Я касаюсь лопатками спинки дивана и непроизвольно ложусь — не полностью, аккуратно, слегка подаваясь плечами вперед. Его форма — капля; нет — спадающая на ветвь лиана, соблазнительно влекущая к себе. Красное вино, разлившиеся по стенам, углубляется в темно-бордовый ламинат.
— Хорошо, — хмыкает та.
— Что хорошо?
Не спешу переспросить ее, но все равно обрываю резко настигнувшее нас молчание.
— Ты легла, — поясняет женщина, и сначала я не улавливаю смысла в ее словах, однако потом… — Я попросила тебя сесть, а ты легла. — Она почти самодовольно напрягает скулы, и губы ее сильно сжимаются. — Даже если ты сама этого не знаешь, нечто на уровне твоего подсознания жаждет поговорить.
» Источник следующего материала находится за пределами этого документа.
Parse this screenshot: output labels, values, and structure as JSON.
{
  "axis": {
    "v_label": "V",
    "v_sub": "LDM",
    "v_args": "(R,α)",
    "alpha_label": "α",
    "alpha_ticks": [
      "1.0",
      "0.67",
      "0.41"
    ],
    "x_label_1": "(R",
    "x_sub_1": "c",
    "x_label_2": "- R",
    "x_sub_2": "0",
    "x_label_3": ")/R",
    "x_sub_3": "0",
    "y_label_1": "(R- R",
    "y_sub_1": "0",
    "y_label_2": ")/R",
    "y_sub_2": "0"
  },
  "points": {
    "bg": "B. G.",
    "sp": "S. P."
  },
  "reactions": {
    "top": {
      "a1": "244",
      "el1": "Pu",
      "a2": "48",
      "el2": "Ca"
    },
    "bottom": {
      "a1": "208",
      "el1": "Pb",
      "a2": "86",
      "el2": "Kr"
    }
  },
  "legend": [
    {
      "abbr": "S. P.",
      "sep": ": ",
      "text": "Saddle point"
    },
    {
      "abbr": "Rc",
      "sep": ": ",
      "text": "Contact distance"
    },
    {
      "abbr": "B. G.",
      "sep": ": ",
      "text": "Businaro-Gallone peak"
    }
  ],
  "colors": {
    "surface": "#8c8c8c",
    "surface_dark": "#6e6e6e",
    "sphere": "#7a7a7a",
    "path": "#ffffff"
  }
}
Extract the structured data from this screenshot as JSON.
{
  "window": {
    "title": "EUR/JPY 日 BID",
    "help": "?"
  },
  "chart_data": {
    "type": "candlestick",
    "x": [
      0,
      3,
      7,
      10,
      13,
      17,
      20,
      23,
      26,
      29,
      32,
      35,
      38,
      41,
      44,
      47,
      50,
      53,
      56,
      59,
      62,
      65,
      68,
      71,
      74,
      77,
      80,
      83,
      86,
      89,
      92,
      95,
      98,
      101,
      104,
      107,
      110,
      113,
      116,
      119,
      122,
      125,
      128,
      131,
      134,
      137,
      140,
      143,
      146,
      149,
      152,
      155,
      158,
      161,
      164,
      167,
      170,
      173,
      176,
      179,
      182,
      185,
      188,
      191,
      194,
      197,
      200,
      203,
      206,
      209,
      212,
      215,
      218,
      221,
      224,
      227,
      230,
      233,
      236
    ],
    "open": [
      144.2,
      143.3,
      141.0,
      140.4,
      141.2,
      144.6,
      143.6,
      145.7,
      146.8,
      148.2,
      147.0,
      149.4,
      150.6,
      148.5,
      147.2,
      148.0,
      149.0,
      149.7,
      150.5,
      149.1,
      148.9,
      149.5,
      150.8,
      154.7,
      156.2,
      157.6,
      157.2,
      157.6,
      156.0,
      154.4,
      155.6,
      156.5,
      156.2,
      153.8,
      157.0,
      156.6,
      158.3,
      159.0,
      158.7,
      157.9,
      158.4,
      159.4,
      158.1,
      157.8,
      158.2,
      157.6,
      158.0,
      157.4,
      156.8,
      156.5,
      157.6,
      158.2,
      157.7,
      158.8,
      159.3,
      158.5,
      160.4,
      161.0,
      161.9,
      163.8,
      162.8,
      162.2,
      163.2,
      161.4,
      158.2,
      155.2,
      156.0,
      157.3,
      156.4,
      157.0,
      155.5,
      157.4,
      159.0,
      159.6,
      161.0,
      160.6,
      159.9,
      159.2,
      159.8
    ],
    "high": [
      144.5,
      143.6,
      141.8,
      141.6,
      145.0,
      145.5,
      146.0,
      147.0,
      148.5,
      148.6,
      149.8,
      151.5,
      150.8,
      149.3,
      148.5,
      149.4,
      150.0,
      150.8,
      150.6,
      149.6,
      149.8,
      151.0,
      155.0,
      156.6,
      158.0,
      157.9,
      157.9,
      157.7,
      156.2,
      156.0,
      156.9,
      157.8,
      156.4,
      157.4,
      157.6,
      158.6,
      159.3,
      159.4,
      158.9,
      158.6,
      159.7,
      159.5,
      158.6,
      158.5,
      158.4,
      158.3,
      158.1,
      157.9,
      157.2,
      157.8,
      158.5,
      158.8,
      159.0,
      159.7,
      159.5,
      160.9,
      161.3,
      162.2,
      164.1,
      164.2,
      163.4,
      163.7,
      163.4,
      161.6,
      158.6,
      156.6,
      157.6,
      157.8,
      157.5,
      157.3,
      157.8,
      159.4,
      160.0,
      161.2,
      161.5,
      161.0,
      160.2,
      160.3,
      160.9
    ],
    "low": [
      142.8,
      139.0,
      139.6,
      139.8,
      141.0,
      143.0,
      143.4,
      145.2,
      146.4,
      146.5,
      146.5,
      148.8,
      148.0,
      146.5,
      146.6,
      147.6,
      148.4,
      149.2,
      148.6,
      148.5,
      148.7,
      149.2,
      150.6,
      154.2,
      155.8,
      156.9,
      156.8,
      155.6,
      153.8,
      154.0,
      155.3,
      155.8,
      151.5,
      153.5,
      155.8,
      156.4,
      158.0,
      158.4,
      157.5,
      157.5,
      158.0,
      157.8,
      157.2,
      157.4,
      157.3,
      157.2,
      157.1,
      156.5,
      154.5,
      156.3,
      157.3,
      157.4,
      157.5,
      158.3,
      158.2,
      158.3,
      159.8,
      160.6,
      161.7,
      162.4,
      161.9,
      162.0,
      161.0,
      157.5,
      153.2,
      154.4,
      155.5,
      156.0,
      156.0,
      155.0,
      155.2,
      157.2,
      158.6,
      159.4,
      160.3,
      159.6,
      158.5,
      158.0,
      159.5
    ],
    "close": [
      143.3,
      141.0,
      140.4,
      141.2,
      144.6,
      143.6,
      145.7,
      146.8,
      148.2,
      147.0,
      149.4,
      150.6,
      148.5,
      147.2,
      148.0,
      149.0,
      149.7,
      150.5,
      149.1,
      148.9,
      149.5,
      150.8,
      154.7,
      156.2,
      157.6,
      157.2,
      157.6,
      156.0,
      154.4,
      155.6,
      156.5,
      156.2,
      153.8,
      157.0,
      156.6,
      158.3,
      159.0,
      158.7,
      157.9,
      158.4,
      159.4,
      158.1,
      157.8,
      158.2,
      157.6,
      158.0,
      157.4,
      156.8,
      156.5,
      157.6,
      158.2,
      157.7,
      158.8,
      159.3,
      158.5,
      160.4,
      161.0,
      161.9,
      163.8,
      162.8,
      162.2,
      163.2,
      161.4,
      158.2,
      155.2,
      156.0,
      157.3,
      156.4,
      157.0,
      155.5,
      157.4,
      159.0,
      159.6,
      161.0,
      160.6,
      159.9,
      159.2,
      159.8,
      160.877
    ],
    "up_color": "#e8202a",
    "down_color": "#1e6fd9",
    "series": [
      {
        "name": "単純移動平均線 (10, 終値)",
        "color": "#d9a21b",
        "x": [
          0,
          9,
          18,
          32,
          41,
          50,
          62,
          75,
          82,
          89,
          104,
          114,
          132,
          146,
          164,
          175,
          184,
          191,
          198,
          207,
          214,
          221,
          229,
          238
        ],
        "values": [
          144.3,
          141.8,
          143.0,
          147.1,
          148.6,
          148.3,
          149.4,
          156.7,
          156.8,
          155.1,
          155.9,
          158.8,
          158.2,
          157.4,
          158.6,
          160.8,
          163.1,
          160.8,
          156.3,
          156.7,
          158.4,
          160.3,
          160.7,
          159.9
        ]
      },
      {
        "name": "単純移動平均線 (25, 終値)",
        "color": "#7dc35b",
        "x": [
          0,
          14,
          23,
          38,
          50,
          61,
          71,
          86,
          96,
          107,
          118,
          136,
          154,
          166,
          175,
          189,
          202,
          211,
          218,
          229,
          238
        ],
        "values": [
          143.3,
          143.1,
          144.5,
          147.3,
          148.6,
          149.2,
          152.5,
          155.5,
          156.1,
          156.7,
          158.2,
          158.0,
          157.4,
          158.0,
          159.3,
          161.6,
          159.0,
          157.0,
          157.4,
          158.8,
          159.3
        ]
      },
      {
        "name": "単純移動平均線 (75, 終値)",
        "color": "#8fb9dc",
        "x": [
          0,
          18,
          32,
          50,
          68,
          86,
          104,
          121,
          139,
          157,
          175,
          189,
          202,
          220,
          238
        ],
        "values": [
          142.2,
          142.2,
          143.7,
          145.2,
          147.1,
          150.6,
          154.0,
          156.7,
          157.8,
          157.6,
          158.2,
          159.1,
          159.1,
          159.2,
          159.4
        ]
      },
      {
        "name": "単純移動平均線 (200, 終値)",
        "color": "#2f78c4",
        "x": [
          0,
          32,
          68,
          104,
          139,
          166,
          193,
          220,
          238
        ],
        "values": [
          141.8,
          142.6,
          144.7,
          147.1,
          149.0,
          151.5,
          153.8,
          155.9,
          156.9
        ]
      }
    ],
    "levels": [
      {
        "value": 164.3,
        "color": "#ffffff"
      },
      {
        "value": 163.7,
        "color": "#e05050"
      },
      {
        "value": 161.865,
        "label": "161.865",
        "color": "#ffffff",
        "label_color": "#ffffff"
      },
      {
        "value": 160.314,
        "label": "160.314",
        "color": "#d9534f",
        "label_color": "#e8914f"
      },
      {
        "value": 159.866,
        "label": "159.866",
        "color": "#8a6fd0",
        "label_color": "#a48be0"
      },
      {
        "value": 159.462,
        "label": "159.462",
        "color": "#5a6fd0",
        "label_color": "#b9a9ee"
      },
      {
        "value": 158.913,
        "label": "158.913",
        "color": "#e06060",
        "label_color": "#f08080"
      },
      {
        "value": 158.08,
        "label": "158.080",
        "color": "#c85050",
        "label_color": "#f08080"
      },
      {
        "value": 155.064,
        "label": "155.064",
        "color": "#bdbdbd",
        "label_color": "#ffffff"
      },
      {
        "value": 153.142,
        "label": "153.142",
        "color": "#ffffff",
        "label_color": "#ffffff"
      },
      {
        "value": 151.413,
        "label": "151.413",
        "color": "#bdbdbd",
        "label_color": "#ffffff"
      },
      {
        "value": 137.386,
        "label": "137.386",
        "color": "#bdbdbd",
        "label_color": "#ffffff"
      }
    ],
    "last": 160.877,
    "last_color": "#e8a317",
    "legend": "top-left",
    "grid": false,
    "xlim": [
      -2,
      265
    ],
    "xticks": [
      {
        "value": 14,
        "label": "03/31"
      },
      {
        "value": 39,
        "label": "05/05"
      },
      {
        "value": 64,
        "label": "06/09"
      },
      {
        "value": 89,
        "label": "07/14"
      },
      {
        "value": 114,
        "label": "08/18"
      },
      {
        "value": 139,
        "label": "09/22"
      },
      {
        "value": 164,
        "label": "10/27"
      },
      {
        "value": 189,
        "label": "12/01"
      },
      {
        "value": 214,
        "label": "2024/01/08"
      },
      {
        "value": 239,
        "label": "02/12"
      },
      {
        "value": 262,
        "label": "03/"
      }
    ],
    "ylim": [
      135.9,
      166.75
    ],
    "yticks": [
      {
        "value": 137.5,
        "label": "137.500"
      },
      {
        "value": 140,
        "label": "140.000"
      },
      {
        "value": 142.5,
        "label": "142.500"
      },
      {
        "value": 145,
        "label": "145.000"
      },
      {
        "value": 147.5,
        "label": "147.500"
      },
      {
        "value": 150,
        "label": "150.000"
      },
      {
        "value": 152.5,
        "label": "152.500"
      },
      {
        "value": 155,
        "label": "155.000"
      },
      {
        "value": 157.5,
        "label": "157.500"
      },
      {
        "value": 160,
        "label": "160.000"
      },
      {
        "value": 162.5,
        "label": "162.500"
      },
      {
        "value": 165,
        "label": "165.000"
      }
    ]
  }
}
— Или мне не хочется несколько часов просидеть в одной позе, — пытаюсь отмахнуться я, хотя признаю ее уловку — мой пульс учащается.
— Несколько часов? Ты думаешь, что беседа затянется… значит, у тебя точно есть темы для разговора.
— А вы меня отпустите через пару минут, если я скажу, что говорить нам не о чем? — отчеканиваю я, пытаясь совладать с нарастающим возмущением и злостью — она бегло огибает сказанные мной слова и переставляет их в том смысле, какой хочет наблюдать сама. Я не удерживаю следующую язву в себе: — Будете выдерживать тут, миссис «Как-вас-там», пока я не скажу хоть что-нибудь вас интересующее. Или пока рабочий день не закончится.
Она видит, как я мягко пожимаю плечами и, надеюсь, всем своим нутром чувствует силу и уверенность, которую я излучаю.
— Знаешь, — голос женщины звучит очень нежно, — я не привыкла вытягивать из своих клиентов правду. Я рассчитываю на доверие.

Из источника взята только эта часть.